Проживая жизнь в этом гиблом городе, ненароком начинаешь путаться. Улицы полны бездомных, полуживых, грязных людей, если их состояние, конечно, можно так назвать. Власть ничего с этим не делает. Или делает, но жители этого не замечают.
Смрад, грязь, уныние — единственное, что видно в гетто.

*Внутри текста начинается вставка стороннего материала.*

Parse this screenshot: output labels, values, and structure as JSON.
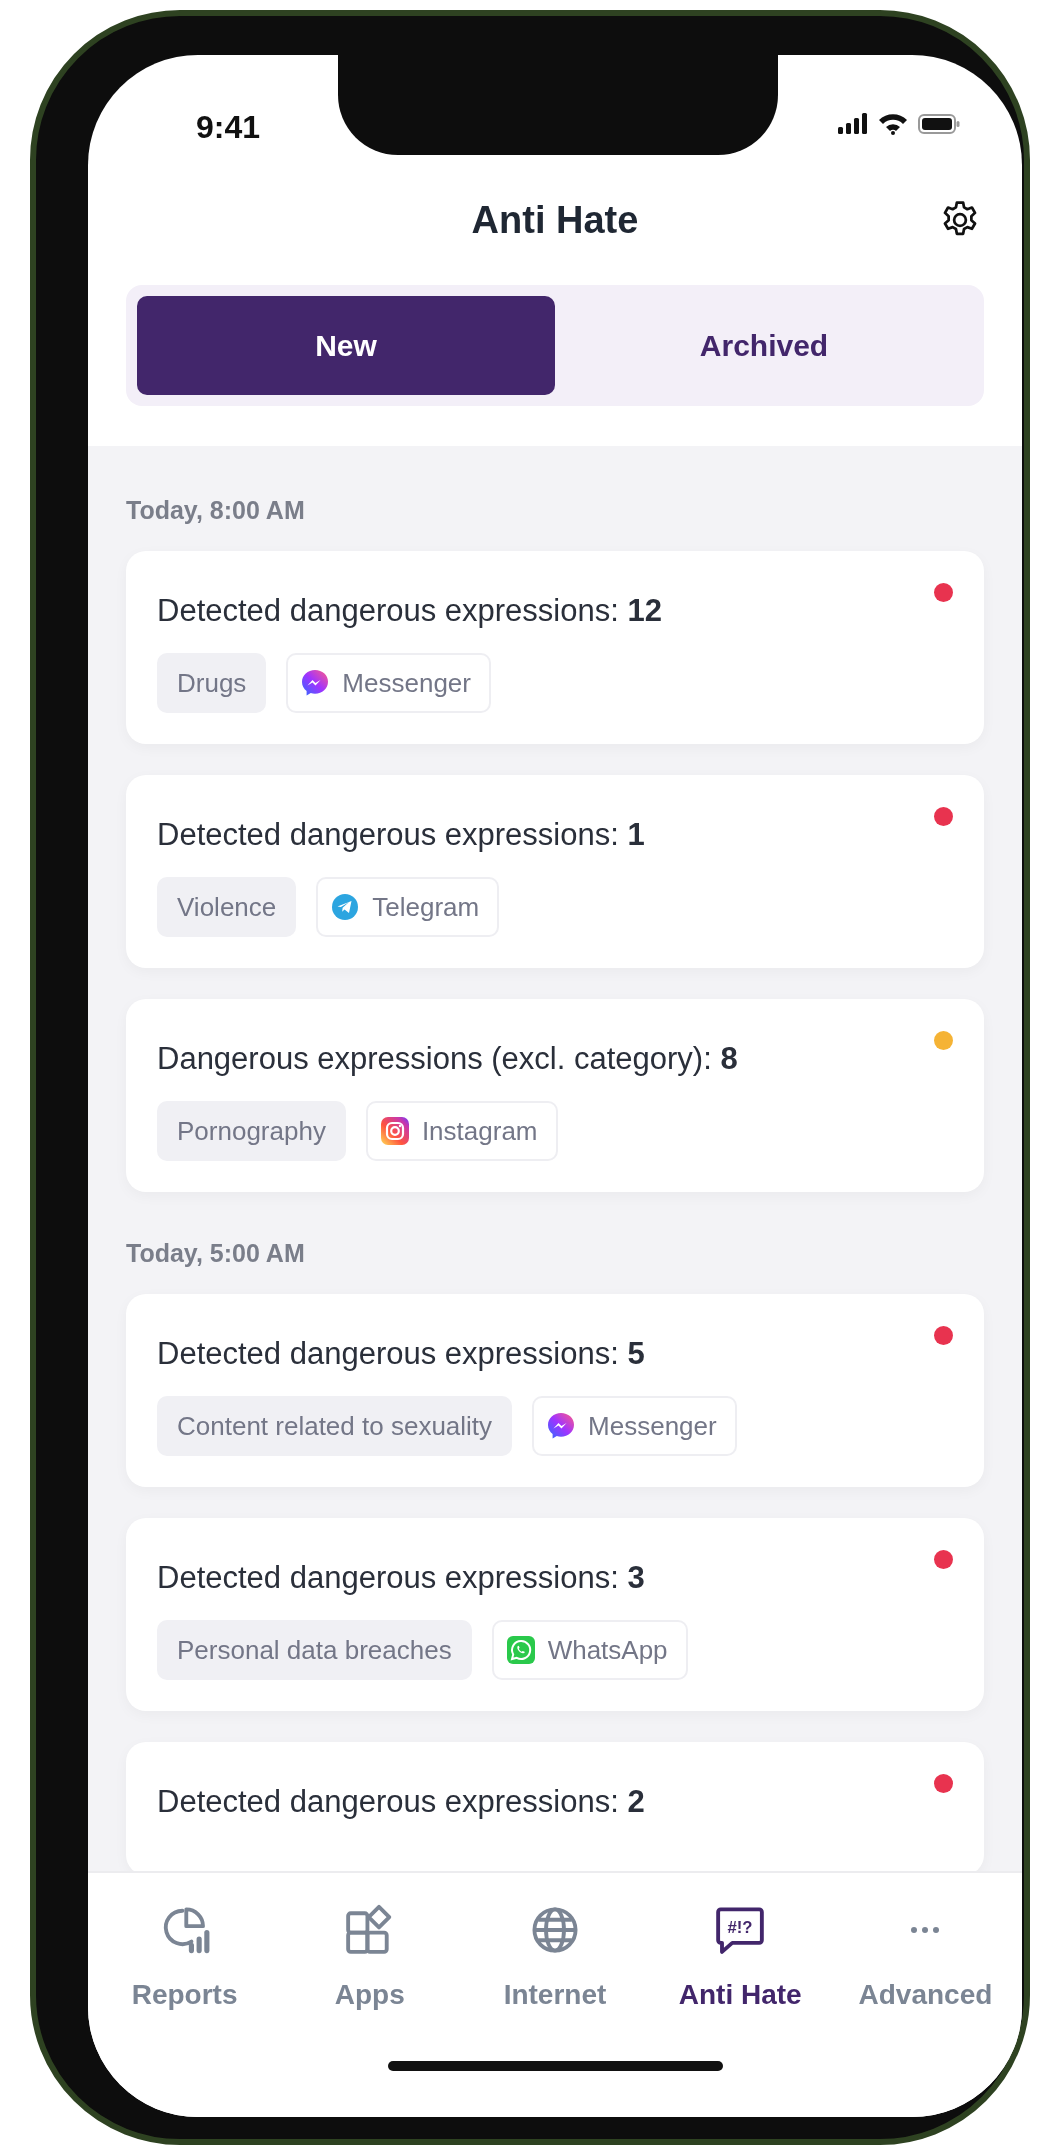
{
  "status_bar": {
    "time": "9:41"
  },
  "header": {
    "title": "Anti Hate"
  },
  "tabs": [
    {
      "label": "New",
      "selected": true
    },
    {
      "label": "Archived",
      "selected": false
    }
  ],
  "groups": [
    {
      "heading": "Today, 8:00 AM",
      "alerts": [
        {
          "text": "Detected dangerous expressions: **12**",
          "color": "#e8334f",
          "category": "Drugs",
          "app": "Messenger",
          "kind": "messenger"
        },
        {
          "text": "Detected dangerous expressions: **1**",
          "color": "#e8334f",
          "category": "Violence",
          "app": "Telegram",
          "kind": "telegram"
        },
        {
          "text": "Dangerous expressions (excl. category): **8**",
          "color": "#f5b335",
          "category": "Pornography",
          "app": "Instagram",
          "kind": "instagram"
        }
      ]
    },
    {
      "heading": "Today, 5:00 AM",
      "alerts": [
        {
          "text": "Detected dangerous expressions: **5**",
          "color": "#e8334f",
          "category": "Content related to sexuality",
          "app": "Messenger",
          "kind": "messenger"
        },
        {
          "text": "Detected dangerous expressions: **3**",
          "color": "#e8334f",
          "category": "Personal data breaches",
          "app": "WhatsApp",
          "kind": "whatsapp"
        },
        {
          "text": "Detected dangerous expressions: **2**",
          "color": "#e8334f"
        }
      ]
    }
  ],
  "nav": [
    {
      "label": "Reports",
      "kind": "reports",
      "selected": false
    },
    {
      "label": "Apps",
      "kind": "apps",
      "selected": false
    },
    {
      "label": "Internet",
      "kind": "internet",
      "selected": false
    },
    {
      "label": "Anti Hate",
      "kind": "antihate",
      "icon_text": "#!?",
      "selected": true
    },
    {
      "label": "Advanced",
      "kind": "more",
      "selected": false
    }
  ]
}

Центр города весь блестит, переливается, вокруг меха, роскошь и разврат, а на окраинах выживание, борьба за еду, воду и крышу над головой.
Я видел это. Я выбрался из этого дерьма, но легче от этого не становится. Справедливость должна торжествовать? Черта с два. В этом городе никто не знает такого слова или пытается не знать.
«Там, под нами, копошась, муравейник разевает пасть, как ротвейлер, и учит выживать параллельно к тому, как в это время те, кто наверху, учат решать уравнения.»
Я вернулся в комнату. На белой простыне лежал мускулистый брюнет, царство Морфея поглотило его и не хотело выпускать из своих крепких объятий. Поправив на нём одеяло, я поцеловал его и присел рядом.
Уже вечерело. Совсем скоро мне придётся уйти, хоть бы он не проснулся, я не смогу уйти, если хоть раз взгляну в его бездонные, поглощающие меня, тёмные глаза.
«Незаметно поправь её одеяло, за это себя предавая анафеме.
Она вышла из пены, худой отпечаток плеча оставляя на кафеле.
И хана тебе, доигрался ты, старый дурак, — вот и вся эпитафия.
На город падает тьма, засыпает шпана, просыпается мафия.»
Я написал записку, положил рядом с его телефоном и вышел из квартиры. На улице было уже темно, воздух пах дождем. А моя судьба пахла кровью, бумагой и порохом.